原発を再開して欲しくないと思っている人は、「反対側」に立っていますから、政府や指導層がどの程度の準備をしているかをウッカリすることがあります。でも、政府と東大、それにNHKを上げて準備をしているのですから、それなりの力はありますし、「原発が必要だ」という確信も持っています。
再開に反対の人でもウッカリ、活断層の論争に巻き込まれている人がいます。

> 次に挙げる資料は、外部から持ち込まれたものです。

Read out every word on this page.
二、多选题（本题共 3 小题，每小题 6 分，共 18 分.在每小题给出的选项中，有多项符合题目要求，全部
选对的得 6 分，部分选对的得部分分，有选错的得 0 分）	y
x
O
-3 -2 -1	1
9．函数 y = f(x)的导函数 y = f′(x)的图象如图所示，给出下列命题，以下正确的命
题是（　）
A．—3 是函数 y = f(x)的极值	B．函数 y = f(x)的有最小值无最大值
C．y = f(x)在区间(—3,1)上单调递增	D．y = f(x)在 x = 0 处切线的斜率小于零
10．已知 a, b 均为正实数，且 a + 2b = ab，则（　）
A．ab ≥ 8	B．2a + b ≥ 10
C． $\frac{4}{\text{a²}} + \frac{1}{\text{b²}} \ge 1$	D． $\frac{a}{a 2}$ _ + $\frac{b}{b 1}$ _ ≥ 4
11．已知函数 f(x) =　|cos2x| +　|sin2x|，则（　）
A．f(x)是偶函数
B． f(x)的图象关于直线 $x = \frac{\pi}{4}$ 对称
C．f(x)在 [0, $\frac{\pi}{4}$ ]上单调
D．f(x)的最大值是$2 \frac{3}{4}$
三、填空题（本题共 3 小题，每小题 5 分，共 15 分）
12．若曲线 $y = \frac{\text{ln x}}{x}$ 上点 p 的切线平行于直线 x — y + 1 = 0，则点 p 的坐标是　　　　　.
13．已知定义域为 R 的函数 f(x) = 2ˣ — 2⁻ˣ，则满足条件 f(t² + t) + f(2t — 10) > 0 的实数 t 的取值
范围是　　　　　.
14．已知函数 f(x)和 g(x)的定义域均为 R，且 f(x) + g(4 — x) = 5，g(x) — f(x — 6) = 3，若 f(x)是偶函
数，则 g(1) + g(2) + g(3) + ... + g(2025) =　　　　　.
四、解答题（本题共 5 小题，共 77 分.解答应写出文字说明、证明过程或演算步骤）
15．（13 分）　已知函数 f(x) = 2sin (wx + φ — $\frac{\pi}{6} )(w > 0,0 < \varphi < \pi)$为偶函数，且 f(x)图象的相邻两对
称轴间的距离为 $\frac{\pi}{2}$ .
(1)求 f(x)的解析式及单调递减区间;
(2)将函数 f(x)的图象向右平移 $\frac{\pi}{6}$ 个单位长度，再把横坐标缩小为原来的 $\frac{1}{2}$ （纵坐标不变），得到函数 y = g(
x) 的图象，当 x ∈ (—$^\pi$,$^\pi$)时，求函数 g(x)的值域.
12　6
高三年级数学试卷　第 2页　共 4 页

現在、敦賀、東通の原発が報道されていますが、これも作戦の順序に従っています.まずは「活断層がある原発は再開しない」ということで「安全を確保してから原発を再開している」という「実績」をつける予定です。
もともと日本の原発の内、敦賀はもう古いし、東通は建設中ですから、止まっても大したことはない、とりあえず敦賀は止まることになるから、その時には日本原電が「公開質問状」を出して「真面目にやっている」という形を作るという作戦です.
~後略~
平成24年12月23日「新原発・被曝問題(1) 活断層と安全性」 [2]
武田邦彦 (中部大学) より引用

 
まさに上記の流れが展開されていますが、「活断層認定→再稼働見送り」という判断が下されたことを“安全性に関するまっとうな判断がなされている”と錯覚することは、安全性の判断軸を矮小化してしまうことに他なりません。
 
そもそも「立地が活断層でなければ安全性が保証される」というわけではありません。
原発は通常稼働であっても、人類では処理できない放射性廃棄物を生み出し続けており、自然の摂理から逸脱した存在であるということが問題の本質です。
 
改めて自然界の循環やその中における生命の有り様を学び、真っ当な判断軸を形成していくことが必要なことなのだと思います。
 
 
最後まで読んでくれてありがとうございます。